I must say that I never considered your perspective because I am skeptical about Cryptonote having a long life span, which is a prerequisite for your mathematical point to be valid. I also assumed any successful attack on CN (especially any that exploited de-anonymization) would open the door for competing anonymity technologies but an attack isn't a prerequisite to my skepticism about CN's life span. See I am not calculating as an investor, rather as a technologist.

OTOH, I also considered the possibility that my suggestion for mitigation could make CN stronger. Thus I saw the potential outcome to be much more bimodal or dichotomous thus risky, than you do.

In short, you are calculating black swans (long-tail events) by being diversified, but you may not be reminding your followers of this.


I also thought this. BCX seems to have little effect on the price, except for an initial panic perhaps to shake out weak hands.

Did you miss the entire discussion about permutations of consecutive independent trials (i.e. not separated by 65 minutes each)?

I just caution you on celebrating too soon. You might end up being correct and BCX may be full of shit, or he might have been thwarted already by the checkpointing.

But I am not yet convinced that anyone has a model that can tell us there is no evidence of an attack. Apparently our models are blind and tell us nothing. Distinguish between null set (empty) and an undefined set (no information). Refer to my prior reply to xulescu and NewLiberty.

Perhaps I can be convinced we have a model that is telling us there is no evidence. I am open minded. Let me read any rebuttals that follow.

Edit: in short, don't confuse lucky hubris with repeatable science though I suppose your argument is speculators operate with imperfect information and form probabilities.

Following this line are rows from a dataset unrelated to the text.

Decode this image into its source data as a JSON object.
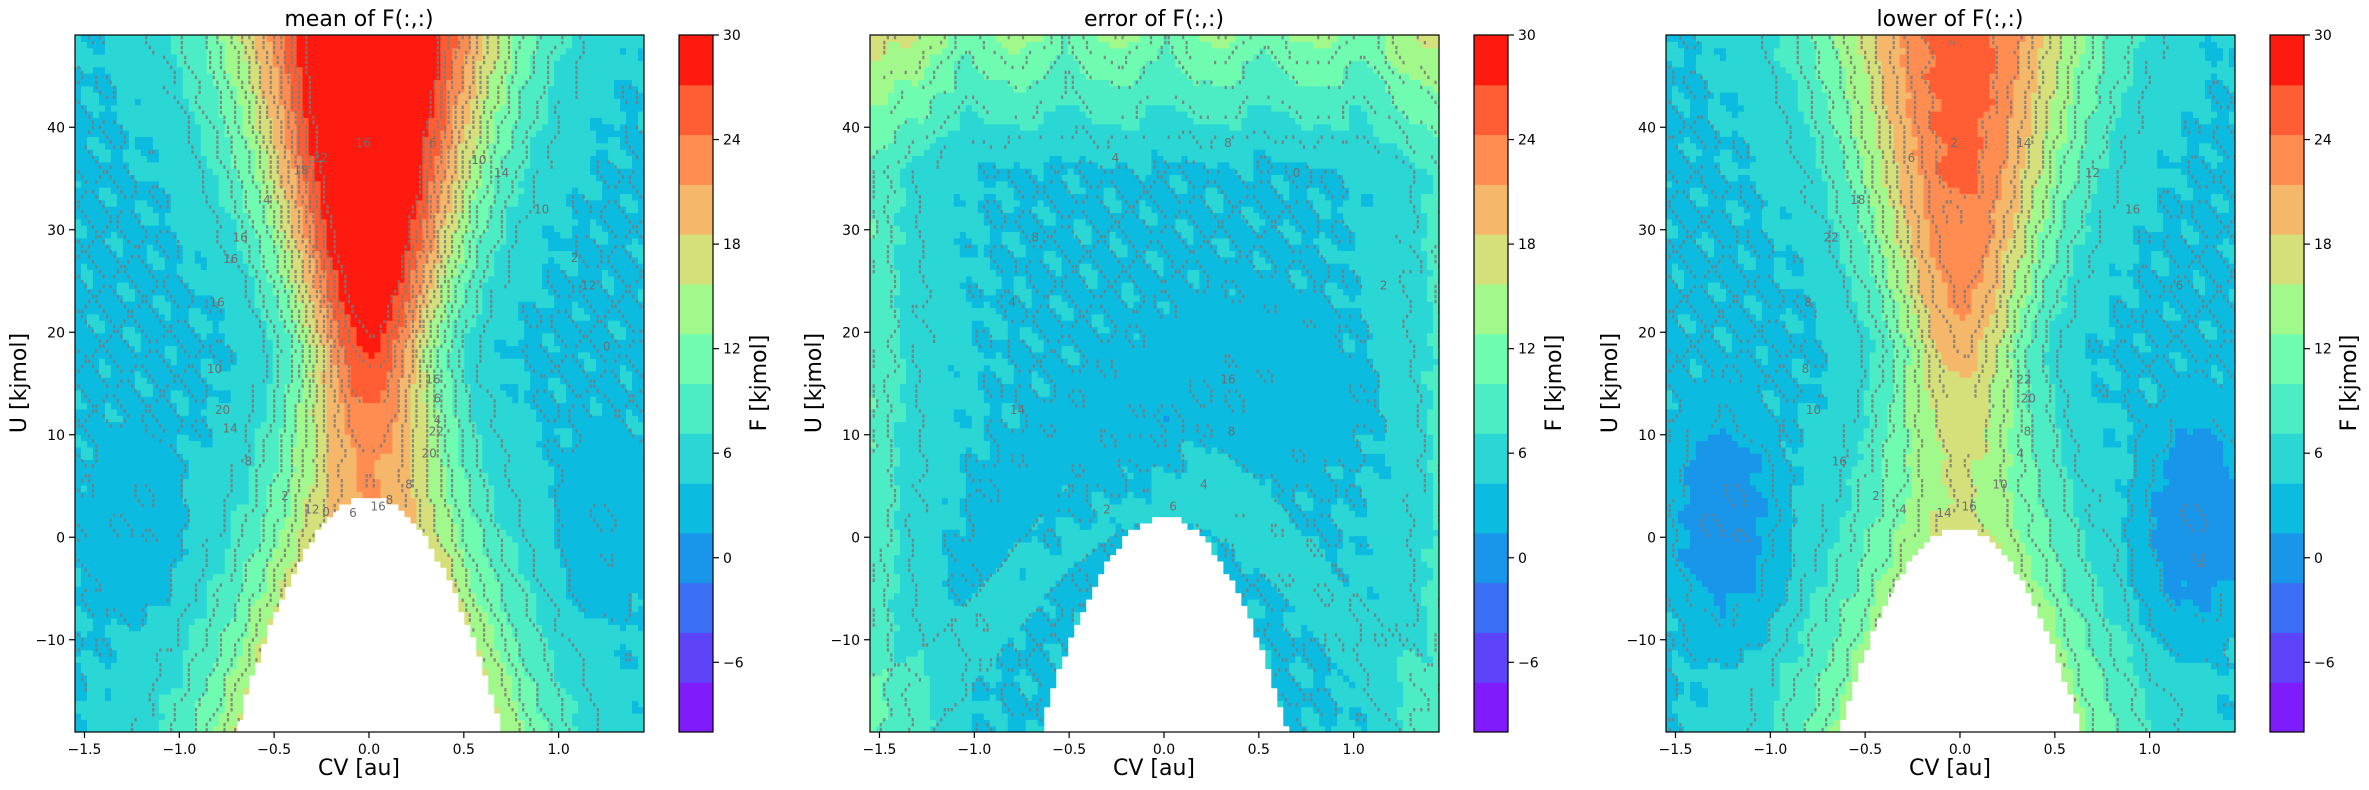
{
  "figure": {
    "panels": [
      {
        "id": "mean",
        "title": "mean of F(:,:)",
        "xlabel": "CV [au]",
        "ylabel": "U [kjmol]",
        "colorbar_label": "F [kjmol]",
        "contour_labels": [
          "16",
          "16",
          "16",
          "14",
          "20",
          "22",
          "22",
          "12",
          "12",
          "16",
          "8",
          "6",
          "8",
          "6",
          "4",
          "6",
          "10",
          "10",
          "20",
          "16",
          "2",
          "0",
          "16",
          "8",
          "10",
          "14",
          "4",
          "18",
          "0",
          "2"
        ]
      },
      {
        "id": "error",
        "title": "error of F(:,:)",
        "xlabel": "CV [au]",
        "ylabel": "U [kjmol]",
        "colorbar_label": "F [kjmol]",
        "contour_labels": [
          "16",
          "8",
          "6",
          "0",
          "14",
          "8",
          "4",
          "2",
          "2",
          "4",
          "4",
          "8"
        ]
      },
      {
        "id": "lower",
        "title": "lower of F(:,:)",
        "xlabel": "CV [au]",
        "ylabel": "U [kjmol]",
        "colorbar_label": "F [kjmol]",
        "contour_labels": [
          "22",
          "22",
          "16",
          "12",
          "10",
          "8",
          "6",
          "4",
          "6",
          "8",
          "10",
          "14",
          "16",
          "20",
          "18",
          "14",
          "16",
          "8",
          "4",
          "2",
          "2"
        ]
      }
    ]
  },
  "chart_data": [
    {
      "type": "heatmap",
      "title": "mean of F(:,:)",
      "xlabel": "CV [au]",
      "ylabel": "U [kjmol]",
      "xlim": [
        -1.55,
        1.45
      ],
      "ylim": [
        -19,
        49
      ],
      "xticks": [
        -1.5,
        -1.0,
        -0.5,
        0.0,
        0.5,
        1.0
      ],
      "xtick_labels": [
        "−1.5",
        "−1.0",
        "−0.5",
        "0.0",
        "0.5",
        "1.0"
      ],
      "yticks": [
        -10,
        0,
        10,
        20,
        30,
        40
      ],
      "ytick_labels": [
        "−10",
        "0",
        "10",
        "20",
        "30",
        "40"
      ],
      "colorbar": {
        "label": "F [kjmol]",
        "range": [
          -10,
          30
        ],
        "ticks": [
          -6,
          0,
          6,
          12,
          18,
          24,
          30
        ],
        "tick_labels": [
          "−6",
          "0",
          "6",
          "12",
          "18",
          "24",
          "30"
        ]
      },
      "model": {
        "well_depth": 2,
        "barrier_height": 32,
        "well_x": 1.25,
        "well_y": 2,
        "blank_region": {
          "peak_u": 4,
          "half_width": 0.72
        }
      }
    },
    {
      "type": "heatmap",
      "title": "error of F(:,:)",
      "xlabel": "CV [au]",
      "ylabel": "U [kjmol]",
      "xlim": [
        -1.55,
        1.45
      ],
      "ylim": [
        -19,
        49
      ],
      "xticks": [
        -1.5,
        -1.0,
        -0.5,
        0.0,
        0.5,
        1.0
      ],
      "xtick_labels": [
        "−1.5",
        "−1.0",
        "−0.5",
        "0.0",
        "0.5",
        "1.0"
      ],
      "yticks": [
        -10,
        0,
        10,
        20,
        30,
        40
      ],
      "ytick_labels": [
        "−10",
        "0",
        "10",
        "20",
        "30",
        "40"
      ],
      "colorbar": {
        "label": "F [kjmol]",
        "range": [
          -10,
          30
        ],
        "ticks": [
          -6,
          0,
          6,
          12,
          18,
          24,
          30
        ],
        "tick_labels": [
          "−6",
          "0",
          "6",
          "12",
          "18",
          "24",
          "30"
        ]
      },
      "model": {
        "base_error": 4,
        "low_band_error": 2,
        "edge_error": 16,
        "blank_region": {
          "peak_u": 2,
          "half_width": 0.7
        }
      }
    },
    {
      "type": "heatmap",
      "title": "lower of F(:,:)",
      "xlabel": "CV [au]",
      "ylabel": "U [kjmol]",
      "xlim": [
        -1.55,
        1.45
      ],
      "ylim": [
        -19,
        49
      ],
      "xticks": [
        -1.5,
        -1.0,
        -0.5,
        0.0,
        0.5,
        1.0
      ],
      "xtick_labels": [
        "−1.5",
        "−1.0",
        "−0.5",
        "0.0",
        "0.5",
        "1.0"
      ],
      "yticks": [
        -10,
        0,
        10,
        20,
        30,
        40
      ],
      "ytick_labels": [
        "−10",
        "0",
        "10",
        "20",
        "30",
        "40"
      ],
      "colorbar": {
        "label": "F [kjmol]",
        "range": [
          -10,
          30
        ],
        "ticks": [
          -6,
          0,
          6,
          12,
          18,
          24,
          30
        ],
        "tick_labels": [
          "−6",
          "0",
          "6",
          "12",
          "18",
          "24",
          "30"
        ]
      },
      "model": {
        "well_depth": 0,
        "barrier_height": 22,
        "well_x": 1.25,
        "well_y": 2,
        "blank_region": {
          "peak_u": 1,
          "half_width": 0.7
        }
      }
    }
  ],
  "colors": {
    "levels": [
      "#7f1cfb",
      "#5d44f9",
      "#3a6ef4",
      "#1996ea",
      "#0cbbe0",
      "#2ad7d5",
      "#4cedc4",
      "#6ffcb0",
      "#a1f98c",
      "#d6e07a",
      "#f5b86a",
      "#ff8d52",
      "#ff5d33",
      "#ff1a10"
    ],
    "contour_line": "#7a7a7a",
    "axes": "#000000"
  }
}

Although we may not have technical information, you may have other information that is feeding your calculation, e.g. experience at analyzing personalities, motives, etc.

Edit#2: normally I would agree with "status quo" absent a model with clear information. But in this case, BCX has taken down coins in the past. I've read that he did threaten Litecoin and ended up not following through with the attack and instead profited on buying the dip. But did he actually say the attack had begun? Apparently Litcoin had then a much higher network hashrate than XMR does now.

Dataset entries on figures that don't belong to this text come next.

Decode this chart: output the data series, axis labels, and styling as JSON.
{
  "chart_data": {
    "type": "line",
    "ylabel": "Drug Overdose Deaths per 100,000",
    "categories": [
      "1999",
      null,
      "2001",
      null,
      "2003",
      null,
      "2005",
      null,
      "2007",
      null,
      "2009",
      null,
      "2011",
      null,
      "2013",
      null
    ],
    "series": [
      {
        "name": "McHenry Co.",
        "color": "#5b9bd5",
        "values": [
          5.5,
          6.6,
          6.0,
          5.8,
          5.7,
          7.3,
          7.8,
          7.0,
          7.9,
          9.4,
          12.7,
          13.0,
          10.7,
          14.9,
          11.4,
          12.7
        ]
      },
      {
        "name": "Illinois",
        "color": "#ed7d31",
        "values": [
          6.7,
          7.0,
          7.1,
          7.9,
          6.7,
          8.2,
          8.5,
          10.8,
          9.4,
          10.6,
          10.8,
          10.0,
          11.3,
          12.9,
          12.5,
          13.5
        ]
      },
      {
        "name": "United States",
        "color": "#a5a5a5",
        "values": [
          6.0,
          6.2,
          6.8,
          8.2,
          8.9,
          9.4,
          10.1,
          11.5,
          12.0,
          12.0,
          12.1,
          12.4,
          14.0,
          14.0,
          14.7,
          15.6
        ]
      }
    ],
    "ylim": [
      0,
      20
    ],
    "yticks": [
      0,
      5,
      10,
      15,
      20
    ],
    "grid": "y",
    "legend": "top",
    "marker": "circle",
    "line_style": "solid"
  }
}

What I wrote in red clearly indicates I was not alleging an abnormality nor an attack.

So you can view my point in red above as the beginning of an investigation into modeling.

If the timestamps are basically meaningless then we won't know if an attack is underway or not, i.e. there is no possible model thus claiming "nothing is going on" is a lie (if there is no model to inform us). And I that is the most relevant point.

And if the timestamps are very unreliable, then perhaps the loose rules about timestamps are exploitable.

And maybe not. Any proof one way or the other?

I suppose you assume that with checkpoints the block chain can't be rewound, but are you sure that eliminates all possible damage that can be done by manipulating timestamps?

What about amplifying selfish mining attacks by causing oscillation in the difficulty adjustment via timestamp planting, e.g. to take advantage of the fact that 20% of the timestamps are discarded when the difficulty is calculated. Have ideas like this been analyzed?